調査官の中には、話しやすい雰囲気を作り、苦労話などをうまく引き出しながら、相続人がついうっかり本当のことを話すのを待つ人もいます。

「奥さんはずっと専業主婦だったんですよね。仕事で忙しいご主人が不在がちで、1人でお子さんたちを育てるのは大変だったんじゃないですか」など、巧みに「専業主婦で収入のない期間が長かった」ことの裏を取ろうとする場合があります。

こうした質問に対しては、親から財産をもらっている場合には、「けっこうな財産を相続した」と、独身時代に働いた経験のある人なら、当時の収入金額から貯金できる金額を推定し、「高金利の時代に複利で運用していたので相当の金額になっている」ことを説明できるようにしておきましょう。


相続人である奥さんたちに共通して言えるのは、控えめだということです。

「ご両親の相続財産は?」とか「結婚前の収入は?」と尋ねた場合、「人さまにいうほど多くありません」と遠慮がちに答える人が多くなりますが、税務調査ではこれが不利に働いてしまいます。

一般的な感覚からすると、専業主婦だった人が3,000万〜4,000万円の預貯金を自分の財産として持っているというのは、ヘンな感じがするかもしれません。

しかし、決してあり得ないことではありません。

ここ20年ほど預金金利の低い超低金利の時代が続いているので、世の中の人の多くが忘れているかもしれません。

しかし、昭和の終わりから平成の初めにかけてのバブル時代がありました。

当時、複利で計算すると、10年で2倍近くになる元本確実な高金利の金融商品が数多くあったのです。

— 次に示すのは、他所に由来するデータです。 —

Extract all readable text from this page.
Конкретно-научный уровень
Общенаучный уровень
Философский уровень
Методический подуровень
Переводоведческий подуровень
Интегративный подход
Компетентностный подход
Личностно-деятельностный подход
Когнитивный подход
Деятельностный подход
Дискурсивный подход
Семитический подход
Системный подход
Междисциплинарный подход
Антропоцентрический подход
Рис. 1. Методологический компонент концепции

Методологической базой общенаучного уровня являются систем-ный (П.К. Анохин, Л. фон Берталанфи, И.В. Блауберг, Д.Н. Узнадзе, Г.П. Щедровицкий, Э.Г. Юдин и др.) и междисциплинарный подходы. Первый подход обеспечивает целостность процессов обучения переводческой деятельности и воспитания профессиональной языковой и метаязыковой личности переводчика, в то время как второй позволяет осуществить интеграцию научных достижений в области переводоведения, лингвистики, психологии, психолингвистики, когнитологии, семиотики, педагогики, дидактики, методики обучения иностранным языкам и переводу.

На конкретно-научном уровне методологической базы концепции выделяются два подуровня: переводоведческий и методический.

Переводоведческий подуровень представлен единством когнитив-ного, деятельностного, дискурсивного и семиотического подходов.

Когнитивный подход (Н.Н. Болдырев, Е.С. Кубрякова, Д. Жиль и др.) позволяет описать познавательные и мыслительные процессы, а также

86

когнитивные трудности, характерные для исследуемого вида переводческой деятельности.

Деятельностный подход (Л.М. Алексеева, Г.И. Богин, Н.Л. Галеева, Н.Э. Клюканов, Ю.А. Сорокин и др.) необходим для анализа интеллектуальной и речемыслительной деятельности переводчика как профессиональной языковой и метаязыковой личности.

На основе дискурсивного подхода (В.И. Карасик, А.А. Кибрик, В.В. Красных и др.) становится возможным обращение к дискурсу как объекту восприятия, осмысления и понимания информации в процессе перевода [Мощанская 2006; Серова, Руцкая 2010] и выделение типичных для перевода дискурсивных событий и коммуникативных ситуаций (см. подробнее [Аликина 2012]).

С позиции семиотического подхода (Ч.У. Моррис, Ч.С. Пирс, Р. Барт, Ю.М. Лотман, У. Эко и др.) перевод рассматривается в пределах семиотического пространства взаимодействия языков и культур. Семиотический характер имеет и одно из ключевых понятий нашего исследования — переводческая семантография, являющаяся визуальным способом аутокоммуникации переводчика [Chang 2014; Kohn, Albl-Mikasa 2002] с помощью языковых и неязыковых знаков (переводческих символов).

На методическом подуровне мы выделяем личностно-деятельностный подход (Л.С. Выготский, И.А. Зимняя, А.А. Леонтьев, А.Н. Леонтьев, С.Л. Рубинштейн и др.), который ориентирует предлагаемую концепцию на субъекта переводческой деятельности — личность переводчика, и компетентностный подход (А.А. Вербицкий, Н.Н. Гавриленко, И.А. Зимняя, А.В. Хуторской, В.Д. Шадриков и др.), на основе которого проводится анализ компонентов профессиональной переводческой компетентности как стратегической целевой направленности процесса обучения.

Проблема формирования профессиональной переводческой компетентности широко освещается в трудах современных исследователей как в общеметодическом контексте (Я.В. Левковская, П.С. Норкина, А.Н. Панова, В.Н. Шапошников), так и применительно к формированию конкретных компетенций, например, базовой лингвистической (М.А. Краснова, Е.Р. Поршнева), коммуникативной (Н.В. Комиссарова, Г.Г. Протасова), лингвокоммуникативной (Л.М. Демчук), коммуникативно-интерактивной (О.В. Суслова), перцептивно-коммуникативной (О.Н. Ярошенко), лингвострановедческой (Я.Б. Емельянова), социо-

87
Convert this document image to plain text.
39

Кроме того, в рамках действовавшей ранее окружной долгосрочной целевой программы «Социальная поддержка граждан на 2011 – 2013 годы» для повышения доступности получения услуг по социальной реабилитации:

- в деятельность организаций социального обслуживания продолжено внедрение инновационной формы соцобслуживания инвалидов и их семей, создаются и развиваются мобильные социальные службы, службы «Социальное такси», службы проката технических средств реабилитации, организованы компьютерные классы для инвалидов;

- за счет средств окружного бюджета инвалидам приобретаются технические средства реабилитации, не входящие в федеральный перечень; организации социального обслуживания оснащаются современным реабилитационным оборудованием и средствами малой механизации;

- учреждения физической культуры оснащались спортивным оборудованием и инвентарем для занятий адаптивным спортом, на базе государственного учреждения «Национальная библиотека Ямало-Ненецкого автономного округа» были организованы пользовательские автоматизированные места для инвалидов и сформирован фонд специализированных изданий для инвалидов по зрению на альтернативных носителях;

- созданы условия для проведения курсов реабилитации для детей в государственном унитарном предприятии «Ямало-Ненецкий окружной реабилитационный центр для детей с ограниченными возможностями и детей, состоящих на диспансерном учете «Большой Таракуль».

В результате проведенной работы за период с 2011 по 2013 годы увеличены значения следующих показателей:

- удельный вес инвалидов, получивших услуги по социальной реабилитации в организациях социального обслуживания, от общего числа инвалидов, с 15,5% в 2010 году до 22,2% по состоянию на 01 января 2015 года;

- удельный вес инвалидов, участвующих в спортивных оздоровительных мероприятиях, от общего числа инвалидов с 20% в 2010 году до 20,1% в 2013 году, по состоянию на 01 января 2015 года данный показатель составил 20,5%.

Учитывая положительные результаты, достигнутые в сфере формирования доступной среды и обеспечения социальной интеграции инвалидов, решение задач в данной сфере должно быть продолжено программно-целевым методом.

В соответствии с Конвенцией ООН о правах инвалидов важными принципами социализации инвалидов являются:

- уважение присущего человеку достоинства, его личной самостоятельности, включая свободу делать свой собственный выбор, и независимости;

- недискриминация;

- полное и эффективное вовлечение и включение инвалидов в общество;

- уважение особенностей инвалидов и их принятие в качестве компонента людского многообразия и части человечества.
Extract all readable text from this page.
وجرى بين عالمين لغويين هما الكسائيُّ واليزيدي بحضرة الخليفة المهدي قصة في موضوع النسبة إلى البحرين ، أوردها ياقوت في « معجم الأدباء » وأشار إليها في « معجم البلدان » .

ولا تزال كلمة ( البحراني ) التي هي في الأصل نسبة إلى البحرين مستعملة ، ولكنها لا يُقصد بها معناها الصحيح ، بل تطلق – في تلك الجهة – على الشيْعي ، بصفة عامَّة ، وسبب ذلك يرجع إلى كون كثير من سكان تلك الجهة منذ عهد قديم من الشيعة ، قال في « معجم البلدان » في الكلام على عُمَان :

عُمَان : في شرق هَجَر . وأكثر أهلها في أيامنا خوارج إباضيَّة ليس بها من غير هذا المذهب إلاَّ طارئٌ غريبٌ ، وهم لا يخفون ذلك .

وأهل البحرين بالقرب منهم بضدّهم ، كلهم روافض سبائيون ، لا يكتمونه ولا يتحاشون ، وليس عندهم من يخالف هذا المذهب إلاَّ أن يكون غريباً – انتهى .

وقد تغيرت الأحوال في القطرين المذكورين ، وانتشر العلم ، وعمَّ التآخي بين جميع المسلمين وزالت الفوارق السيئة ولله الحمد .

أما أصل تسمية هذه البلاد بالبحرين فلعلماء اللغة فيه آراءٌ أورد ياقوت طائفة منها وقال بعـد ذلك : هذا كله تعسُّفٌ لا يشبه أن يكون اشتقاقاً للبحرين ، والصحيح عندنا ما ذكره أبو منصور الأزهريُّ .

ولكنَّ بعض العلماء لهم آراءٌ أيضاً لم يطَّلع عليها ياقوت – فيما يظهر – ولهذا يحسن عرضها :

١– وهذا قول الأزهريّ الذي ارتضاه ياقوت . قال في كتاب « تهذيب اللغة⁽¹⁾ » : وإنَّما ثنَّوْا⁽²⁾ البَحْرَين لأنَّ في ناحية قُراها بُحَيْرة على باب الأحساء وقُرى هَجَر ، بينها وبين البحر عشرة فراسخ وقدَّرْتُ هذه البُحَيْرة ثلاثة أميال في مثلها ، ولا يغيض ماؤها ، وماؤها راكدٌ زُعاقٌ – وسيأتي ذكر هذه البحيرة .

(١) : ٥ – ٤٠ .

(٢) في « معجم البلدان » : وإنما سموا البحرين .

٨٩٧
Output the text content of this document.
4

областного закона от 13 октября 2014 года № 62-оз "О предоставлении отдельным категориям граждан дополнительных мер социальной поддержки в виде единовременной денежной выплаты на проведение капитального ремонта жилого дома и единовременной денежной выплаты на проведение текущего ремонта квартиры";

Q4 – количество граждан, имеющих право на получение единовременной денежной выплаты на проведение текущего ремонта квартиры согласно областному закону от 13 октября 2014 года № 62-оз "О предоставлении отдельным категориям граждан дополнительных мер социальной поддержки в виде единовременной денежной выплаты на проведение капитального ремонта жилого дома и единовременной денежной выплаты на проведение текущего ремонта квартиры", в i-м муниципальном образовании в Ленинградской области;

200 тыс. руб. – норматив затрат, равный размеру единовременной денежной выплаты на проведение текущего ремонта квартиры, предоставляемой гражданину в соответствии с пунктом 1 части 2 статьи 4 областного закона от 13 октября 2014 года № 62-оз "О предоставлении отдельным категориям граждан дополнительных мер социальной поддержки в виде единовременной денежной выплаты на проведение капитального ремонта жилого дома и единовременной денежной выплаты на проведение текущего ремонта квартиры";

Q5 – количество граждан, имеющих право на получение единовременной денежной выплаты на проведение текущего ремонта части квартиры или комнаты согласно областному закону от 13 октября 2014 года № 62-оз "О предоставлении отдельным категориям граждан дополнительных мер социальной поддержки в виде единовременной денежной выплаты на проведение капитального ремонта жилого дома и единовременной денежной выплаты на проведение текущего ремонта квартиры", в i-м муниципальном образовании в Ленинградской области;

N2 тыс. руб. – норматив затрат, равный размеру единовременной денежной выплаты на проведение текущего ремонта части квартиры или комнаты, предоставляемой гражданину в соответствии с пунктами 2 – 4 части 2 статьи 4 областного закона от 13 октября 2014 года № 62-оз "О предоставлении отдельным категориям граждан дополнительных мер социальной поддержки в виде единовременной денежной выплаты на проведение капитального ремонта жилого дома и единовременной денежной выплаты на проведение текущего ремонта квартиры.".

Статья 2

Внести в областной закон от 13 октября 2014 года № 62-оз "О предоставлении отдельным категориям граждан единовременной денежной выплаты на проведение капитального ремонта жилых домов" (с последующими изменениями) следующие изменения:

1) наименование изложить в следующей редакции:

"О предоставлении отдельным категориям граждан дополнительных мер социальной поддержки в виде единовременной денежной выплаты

独身のころ、ある程度の預貯金を持っている人なら、それに親の相続財産や夫からの贈与を合わせてまとめて運用すれば、決して作れない金額ではありません。

ある程度の年齢の調査官だと、こうした時代背景を説明すれば、妻の高額な財産について納得してくれます。

その時代を知っているので、理解が早いのでしょう。

ですが、若い調査官の場合は、自分が大人になった時、すでに低金利時代が始まっていたので、なかなか納得が得られません。